Many critics contend that Musil did not take seriously the utopia of the millennium or the other utopias he discusses in the drafts or his notes for the ending of the book. They contend that he would have shown them to be as absurd as the Parallel Campaign, which of course would end in the coming of the War. But I feel that they are judging Musil's other condition by standards which Musil, as sophisticated philosophical and scientific thinker, had long abandoned: standards of linear and limited time and space. Because the conditions of ecstasy cannot last (cannot be an hour old); because love fades, because we cannot live in a constant state of ecstatic motivation and meaning, they contend that these states are discredited and void. For Musil this was not so. These states represent the highest experiences of humankind--the experiences he denotes as art, literature, essayism, philosophical explorations of the conduct of life, of meaning, of aliveness.That they do not last is essential to their efficacy.

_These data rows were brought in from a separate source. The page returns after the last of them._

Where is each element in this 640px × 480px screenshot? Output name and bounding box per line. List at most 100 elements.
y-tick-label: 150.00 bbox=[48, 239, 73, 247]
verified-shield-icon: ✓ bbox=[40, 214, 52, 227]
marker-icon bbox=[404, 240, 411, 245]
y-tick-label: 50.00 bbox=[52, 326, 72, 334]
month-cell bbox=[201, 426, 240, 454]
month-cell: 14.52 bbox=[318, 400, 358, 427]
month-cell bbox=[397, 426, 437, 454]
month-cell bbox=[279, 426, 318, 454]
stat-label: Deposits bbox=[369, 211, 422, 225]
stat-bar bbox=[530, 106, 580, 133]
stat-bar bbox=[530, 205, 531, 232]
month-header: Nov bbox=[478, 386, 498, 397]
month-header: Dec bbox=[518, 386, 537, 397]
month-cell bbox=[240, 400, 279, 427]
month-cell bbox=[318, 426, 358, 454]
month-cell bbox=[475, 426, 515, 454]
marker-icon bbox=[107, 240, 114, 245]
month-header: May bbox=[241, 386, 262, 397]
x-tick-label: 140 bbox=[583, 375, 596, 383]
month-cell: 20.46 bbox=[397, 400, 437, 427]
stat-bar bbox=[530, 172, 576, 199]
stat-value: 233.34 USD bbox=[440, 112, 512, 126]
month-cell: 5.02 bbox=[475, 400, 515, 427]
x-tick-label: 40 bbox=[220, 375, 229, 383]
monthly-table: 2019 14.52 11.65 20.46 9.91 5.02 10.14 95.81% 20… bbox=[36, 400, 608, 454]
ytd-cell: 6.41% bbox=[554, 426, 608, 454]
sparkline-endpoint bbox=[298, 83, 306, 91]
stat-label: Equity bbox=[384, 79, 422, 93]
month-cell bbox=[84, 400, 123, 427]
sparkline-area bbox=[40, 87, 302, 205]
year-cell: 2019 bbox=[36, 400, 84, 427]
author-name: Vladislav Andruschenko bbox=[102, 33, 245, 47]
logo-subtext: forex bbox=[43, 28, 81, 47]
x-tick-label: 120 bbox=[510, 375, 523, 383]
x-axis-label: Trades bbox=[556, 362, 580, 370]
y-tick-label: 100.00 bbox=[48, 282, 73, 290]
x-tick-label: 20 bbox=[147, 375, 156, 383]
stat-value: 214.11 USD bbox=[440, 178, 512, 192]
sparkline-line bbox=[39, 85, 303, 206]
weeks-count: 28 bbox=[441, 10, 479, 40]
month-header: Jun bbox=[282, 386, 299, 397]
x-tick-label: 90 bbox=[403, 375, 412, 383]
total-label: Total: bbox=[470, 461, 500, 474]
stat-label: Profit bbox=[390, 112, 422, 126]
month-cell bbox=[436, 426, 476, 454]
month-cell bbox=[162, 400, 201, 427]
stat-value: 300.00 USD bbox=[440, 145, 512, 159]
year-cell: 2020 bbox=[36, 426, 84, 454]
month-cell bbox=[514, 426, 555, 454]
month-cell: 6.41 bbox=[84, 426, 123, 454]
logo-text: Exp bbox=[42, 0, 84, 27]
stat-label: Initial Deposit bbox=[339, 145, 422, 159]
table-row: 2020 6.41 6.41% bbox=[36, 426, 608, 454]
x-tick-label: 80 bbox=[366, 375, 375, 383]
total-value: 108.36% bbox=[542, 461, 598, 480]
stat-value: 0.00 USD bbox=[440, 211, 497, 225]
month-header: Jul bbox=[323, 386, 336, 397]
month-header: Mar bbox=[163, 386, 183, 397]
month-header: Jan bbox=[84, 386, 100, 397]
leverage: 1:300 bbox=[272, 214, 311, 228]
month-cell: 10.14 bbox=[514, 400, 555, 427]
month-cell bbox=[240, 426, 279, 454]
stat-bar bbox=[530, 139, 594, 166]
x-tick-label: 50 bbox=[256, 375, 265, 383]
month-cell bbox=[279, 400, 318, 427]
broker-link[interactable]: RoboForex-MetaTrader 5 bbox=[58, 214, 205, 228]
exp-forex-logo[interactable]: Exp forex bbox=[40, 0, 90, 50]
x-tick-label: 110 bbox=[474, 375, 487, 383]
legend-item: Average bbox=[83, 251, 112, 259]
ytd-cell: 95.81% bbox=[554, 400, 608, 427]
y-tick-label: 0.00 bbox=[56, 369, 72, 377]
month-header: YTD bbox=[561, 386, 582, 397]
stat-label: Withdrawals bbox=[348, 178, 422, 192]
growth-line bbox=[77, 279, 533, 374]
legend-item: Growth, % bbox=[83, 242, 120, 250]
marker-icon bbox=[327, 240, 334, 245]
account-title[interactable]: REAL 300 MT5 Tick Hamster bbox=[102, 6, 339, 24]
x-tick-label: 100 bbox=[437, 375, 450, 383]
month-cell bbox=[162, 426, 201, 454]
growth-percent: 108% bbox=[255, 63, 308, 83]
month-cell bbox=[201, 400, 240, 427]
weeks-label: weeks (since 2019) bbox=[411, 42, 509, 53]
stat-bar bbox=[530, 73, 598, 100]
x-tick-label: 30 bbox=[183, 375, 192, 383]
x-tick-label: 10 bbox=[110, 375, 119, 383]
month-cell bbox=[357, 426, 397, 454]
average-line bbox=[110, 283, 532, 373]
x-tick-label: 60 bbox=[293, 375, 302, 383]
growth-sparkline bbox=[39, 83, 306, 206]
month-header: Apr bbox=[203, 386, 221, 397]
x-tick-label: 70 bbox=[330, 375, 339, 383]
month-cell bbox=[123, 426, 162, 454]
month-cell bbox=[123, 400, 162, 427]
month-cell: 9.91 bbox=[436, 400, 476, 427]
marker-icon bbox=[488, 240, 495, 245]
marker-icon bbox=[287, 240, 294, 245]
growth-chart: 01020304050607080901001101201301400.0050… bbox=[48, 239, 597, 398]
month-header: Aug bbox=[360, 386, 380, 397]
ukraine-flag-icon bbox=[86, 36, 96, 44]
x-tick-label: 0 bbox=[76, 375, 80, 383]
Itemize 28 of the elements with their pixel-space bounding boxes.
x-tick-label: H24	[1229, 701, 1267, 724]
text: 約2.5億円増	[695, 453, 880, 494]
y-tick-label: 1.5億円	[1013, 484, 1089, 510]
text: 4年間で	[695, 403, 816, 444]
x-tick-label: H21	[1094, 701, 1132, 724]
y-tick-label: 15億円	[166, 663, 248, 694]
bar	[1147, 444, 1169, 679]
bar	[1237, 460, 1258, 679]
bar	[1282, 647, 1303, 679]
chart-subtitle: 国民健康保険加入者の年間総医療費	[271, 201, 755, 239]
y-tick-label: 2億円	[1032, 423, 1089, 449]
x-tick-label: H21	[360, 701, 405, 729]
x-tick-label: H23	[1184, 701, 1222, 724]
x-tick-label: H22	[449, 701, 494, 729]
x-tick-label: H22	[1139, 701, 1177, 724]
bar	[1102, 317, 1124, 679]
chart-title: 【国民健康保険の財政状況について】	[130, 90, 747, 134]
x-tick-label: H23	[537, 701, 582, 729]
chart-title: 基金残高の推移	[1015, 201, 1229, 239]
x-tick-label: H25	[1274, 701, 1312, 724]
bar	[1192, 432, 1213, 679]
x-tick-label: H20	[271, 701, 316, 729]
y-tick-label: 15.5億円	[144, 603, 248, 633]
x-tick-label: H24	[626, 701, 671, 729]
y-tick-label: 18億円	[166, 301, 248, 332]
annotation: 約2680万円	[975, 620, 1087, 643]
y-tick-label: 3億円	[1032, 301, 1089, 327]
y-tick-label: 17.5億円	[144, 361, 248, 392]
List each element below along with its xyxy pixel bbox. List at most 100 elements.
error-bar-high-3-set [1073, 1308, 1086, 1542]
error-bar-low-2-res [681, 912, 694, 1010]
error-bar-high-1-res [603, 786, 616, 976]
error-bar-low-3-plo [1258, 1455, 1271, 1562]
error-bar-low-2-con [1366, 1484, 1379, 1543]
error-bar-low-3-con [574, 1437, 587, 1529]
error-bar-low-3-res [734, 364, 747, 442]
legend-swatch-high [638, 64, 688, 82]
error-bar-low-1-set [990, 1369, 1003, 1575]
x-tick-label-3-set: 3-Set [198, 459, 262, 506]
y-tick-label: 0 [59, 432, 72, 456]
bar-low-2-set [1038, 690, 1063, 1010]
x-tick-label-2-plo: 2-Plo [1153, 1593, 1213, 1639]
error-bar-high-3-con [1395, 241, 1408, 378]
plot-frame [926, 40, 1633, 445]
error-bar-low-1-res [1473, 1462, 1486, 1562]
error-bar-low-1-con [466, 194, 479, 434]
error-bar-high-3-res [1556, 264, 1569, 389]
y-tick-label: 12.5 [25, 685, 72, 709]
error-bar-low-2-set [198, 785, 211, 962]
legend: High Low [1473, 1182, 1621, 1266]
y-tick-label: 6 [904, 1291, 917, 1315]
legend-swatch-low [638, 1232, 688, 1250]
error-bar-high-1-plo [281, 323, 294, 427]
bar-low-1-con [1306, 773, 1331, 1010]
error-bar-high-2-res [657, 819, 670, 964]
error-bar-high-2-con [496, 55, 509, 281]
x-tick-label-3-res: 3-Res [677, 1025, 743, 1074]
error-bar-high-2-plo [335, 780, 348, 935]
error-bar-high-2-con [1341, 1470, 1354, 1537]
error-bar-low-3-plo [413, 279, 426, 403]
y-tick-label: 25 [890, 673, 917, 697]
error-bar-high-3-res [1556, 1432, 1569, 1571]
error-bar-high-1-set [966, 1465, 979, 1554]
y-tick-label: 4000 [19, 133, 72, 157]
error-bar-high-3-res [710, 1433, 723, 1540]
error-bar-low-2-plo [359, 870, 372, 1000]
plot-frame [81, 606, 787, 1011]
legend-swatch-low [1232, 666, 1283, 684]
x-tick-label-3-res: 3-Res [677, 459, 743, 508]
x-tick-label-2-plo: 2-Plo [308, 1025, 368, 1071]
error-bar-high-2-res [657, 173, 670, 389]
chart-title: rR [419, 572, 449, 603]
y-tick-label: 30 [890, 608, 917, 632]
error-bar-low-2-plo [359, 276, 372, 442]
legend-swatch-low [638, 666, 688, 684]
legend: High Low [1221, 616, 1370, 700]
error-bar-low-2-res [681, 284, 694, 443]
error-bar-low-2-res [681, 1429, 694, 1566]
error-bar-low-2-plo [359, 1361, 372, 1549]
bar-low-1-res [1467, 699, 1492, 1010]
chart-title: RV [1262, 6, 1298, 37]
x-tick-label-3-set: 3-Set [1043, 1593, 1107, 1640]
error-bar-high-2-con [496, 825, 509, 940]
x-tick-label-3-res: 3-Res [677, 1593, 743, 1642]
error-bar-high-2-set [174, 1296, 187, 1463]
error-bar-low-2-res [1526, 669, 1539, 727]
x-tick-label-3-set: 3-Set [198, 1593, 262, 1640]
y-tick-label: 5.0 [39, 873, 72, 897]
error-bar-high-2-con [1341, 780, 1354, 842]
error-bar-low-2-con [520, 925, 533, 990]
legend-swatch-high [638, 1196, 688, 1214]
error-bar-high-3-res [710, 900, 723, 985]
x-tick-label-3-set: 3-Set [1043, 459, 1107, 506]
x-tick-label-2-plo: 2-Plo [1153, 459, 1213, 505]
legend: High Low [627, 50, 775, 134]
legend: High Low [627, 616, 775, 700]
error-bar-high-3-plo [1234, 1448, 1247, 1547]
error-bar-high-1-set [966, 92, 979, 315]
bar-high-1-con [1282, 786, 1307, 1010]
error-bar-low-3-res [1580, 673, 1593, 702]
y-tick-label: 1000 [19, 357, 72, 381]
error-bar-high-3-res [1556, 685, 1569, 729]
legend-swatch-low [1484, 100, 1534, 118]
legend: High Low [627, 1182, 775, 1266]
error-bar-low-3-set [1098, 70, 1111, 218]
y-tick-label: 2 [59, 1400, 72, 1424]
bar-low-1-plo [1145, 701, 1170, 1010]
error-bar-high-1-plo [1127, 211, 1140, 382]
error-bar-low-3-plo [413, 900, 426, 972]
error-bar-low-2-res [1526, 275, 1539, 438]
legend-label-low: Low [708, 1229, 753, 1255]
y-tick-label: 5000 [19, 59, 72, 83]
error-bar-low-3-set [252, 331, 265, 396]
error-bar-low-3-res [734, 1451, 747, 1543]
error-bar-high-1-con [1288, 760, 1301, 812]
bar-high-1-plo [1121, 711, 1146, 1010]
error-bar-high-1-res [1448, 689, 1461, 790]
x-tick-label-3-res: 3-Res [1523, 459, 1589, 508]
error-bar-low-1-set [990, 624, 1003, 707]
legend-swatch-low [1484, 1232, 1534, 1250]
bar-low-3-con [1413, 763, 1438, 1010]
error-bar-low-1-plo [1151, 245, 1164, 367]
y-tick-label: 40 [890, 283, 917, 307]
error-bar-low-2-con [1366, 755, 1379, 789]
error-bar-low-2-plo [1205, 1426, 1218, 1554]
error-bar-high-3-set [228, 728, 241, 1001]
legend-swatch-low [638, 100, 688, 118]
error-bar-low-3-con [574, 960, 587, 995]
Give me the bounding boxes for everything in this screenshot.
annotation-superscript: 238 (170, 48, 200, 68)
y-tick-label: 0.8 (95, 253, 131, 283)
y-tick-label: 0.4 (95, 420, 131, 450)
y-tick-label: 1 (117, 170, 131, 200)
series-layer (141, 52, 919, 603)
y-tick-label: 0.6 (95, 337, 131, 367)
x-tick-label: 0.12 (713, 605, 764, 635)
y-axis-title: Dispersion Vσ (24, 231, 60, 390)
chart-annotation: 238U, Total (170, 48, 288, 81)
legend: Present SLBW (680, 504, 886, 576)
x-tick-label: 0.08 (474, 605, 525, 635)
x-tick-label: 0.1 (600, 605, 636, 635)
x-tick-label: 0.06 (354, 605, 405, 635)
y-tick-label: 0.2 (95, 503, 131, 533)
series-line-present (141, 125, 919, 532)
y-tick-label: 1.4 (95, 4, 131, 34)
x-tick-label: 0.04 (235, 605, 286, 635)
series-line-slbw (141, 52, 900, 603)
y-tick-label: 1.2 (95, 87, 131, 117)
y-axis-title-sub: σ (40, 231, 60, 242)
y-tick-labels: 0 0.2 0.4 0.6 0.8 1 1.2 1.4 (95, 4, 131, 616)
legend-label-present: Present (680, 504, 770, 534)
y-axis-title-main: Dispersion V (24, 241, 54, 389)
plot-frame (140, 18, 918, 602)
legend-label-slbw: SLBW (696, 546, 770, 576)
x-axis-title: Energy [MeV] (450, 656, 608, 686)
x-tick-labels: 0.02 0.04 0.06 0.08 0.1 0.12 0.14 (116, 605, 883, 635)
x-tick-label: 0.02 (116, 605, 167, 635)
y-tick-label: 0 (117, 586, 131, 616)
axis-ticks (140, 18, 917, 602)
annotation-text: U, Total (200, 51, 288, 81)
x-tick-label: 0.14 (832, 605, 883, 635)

Their very fleetingness is part of what keeps them fresh, keeps them and us from ossifying into habit, pre-judgments, deadly acceptance of status quo. Because of their fleetingness, because of the oscillation between ecstasy and normalcy, such experiences serve to mediate between ideal and real life, between what is and what could be, between what must be and what might be. Since, as Musil knew, the utopian was the first person to be thrown out of any Utopia, because he is always imagining what could be different, the ecstatic adventurers, the criminals, the sibling-metaphoric-lover are bound to always be questioning any frozen condition of their own lives and their society's mores as a vital antidote to the soporific carelessness of what Nietzsche called "wretched contentment". The mystics, remember, often end up excommunicated by the orthodox churches or on the funeral pyre. They are criminals, artists, visionaries, utopians, vivifying sparks to light the sleeping world awake, over and over again.